The Fire and the Moth is a 2025 Nigerian film directed by Nigerian author Taiwo Egunjobi, written by Isaac Ayodeji, and produced by Emiola Fagbenle. It was produced by Nemsia Studios, co‑produced with Sable Productions, and distributed internationally via Amazon Prime Video, debuting on 3 June 2025.

== Plot ==
The story follows Saba, a small-time smuggler in a remote community in western Nigeria, who is tasked with moving a stolen Ife bronze head across the border. The job unravels when a corrupt police officer, Opa Stephens, kills the thieves involved in the heist and turns on Saba, forcing him to flee.

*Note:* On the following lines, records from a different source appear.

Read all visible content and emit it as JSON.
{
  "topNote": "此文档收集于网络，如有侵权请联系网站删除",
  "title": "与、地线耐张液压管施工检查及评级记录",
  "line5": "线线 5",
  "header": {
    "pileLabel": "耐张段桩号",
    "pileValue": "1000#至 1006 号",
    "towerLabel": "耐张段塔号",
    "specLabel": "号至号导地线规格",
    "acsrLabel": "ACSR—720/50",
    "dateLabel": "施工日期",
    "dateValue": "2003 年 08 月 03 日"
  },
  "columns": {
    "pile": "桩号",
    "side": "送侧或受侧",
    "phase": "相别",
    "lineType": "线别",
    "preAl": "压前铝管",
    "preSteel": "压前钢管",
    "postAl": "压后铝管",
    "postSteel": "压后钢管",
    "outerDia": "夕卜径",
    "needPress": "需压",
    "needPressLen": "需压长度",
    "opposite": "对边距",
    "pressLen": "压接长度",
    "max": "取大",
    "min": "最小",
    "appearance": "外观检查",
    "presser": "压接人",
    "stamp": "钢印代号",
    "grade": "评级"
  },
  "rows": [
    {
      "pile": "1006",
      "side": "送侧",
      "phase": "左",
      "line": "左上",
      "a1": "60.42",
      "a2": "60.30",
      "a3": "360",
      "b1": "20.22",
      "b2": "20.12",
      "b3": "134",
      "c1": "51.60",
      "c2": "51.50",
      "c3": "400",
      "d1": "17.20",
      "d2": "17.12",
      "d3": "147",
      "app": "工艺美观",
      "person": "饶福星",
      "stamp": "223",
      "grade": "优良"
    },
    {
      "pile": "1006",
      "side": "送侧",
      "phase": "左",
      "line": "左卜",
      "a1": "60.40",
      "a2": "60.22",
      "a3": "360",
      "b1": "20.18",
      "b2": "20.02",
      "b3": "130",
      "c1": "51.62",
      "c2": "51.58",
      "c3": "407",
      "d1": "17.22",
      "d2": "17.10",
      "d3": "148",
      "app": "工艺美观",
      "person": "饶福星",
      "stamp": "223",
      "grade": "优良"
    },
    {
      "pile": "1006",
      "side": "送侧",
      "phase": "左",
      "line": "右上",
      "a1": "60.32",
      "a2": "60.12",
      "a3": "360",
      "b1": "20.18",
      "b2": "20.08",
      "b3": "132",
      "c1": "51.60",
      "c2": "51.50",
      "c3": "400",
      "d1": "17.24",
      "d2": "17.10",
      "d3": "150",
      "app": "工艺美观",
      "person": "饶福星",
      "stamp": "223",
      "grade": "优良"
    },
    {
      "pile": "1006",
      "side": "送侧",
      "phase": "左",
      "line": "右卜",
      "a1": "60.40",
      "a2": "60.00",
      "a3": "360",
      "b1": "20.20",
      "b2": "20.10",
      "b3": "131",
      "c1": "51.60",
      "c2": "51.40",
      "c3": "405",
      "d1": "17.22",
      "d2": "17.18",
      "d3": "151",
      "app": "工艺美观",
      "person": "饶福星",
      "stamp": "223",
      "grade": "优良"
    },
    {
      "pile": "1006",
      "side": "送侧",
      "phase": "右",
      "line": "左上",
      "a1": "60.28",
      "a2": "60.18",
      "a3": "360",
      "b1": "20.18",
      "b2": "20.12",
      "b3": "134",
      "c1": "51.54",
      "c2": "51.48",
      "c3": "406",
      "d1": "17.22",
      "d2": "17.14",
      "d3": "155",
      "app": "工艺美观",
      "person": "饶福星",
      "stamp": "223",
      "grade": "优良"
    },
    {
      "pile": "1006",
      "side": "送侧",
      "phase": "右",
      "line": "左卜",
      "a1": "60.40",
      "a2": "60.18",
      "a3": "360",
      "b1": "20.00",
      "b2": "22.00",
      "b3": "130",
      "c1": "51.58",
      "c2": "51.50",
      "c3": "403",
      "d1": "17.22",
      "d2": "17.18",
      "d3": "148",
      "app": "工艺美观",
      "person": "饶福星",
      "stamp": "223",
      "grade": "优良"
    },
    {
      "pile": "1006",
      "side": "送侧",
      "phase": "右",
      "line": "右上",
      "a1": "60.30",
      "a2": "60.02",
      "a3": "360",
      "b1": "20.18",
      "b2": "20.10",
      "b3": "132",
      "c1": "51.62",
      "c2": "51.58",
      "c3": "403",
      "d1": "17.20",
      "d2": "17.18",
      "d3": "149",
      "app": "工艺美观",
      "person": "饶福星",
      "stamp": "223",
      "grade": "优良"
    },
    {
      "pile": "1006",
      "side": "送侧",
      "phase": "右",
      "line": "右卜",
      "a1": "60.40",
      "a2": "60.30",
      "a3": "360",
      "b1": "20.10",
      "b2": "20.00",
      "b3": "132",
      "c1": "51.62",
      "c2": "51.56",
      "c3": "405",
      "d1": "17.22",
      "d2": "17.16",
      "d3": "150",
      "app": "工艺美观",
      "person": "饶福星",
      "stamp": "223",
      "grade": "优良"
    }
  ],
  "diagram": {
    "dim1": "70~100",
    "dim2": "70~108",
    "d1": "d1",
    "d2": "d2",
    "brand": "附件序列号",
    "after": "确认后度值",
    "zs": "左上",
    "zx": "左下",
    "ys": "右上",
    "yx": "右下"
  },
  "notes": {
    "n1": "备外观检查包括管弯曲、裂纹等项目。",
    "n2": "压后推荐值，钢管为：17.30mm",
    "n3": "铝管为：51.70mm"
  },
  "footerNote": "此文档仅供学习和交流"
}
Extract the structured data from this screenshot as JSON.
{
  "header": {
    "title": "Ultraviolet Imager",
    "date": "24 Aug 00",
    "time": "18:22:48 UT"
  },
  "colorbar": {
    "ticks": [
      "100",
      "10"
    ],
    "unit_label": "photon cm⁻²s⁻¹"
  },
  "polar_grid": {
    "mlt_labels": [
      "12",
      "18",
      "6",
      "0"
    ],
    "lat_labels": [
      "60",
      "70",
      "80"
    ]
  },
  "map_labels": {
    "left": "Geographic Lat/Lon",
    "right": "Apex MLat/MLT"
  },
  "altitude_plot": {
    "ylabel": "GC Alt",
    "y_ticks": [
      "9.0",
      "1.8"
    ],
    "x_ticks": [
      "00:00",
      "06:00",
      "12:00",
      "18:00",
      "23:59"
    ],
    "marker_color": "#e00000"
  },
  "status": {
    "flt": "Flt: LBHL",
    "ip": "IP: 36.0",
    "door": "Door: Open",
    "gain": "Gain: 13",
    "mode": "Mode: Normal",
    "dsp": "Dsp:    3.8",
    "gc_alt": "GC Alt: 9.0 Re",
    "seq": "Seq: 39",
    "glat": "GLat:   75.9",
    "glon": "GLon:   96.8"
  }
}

Saba hides out in the derelict home of two mysterious sisters. A ruthless enforcer known only as the Contractor, dispatched by European art collector Francois, hunts him down. A determined customs officer, Teriba Bello, emerges as another force pursuing the artifact. With danger at every turn, Saba must navigate betrayal, violence, and moral compromise to survive and free himself from the consequences of trafficking sacred art.

== Cast ==
Leads

- Tayo Faniran as Saba
- Jimmy Jean‑Louis as Contractor
- Olarotimi Fakunle as Opa Stephens
- Ini Dima‑Okojie as Abike
- William Benson as Teriba Bello

Supporting

- Amanda Ugoh as Arike
- Kuchi Chris as Queen
- Olufemi Samuel Ademiluyi as Oga Ibrahim
- Dami Deremi as Akinloye
- Olatubosun Odunsi as Saba's father
- Keppy Ekpenyong Bassey as Alimi Tanko
- Ronya Man as Lisa Brennan
- Awoyomi Akorede Yemi, Adedeji Busayo Michael, Abayomi Agboade, Israel Joshua, and Martin Nwachukwu appear in additional roles.

== Production ==
The film was produced by Nemsia Studios in collaboration with Sable Productions. Nemsia Studios is known for works such as Before 30 (2015), Banana Island Ghost (2017), God Calling (2018), Breath of Life (2023), and Suky (2025).

== Release and Reception ==
The Fire and the Moth premiered in festival programming during 2025 and was part of NollywoodWeek/NOW Film Festival programming. The film received a 7/10 rating.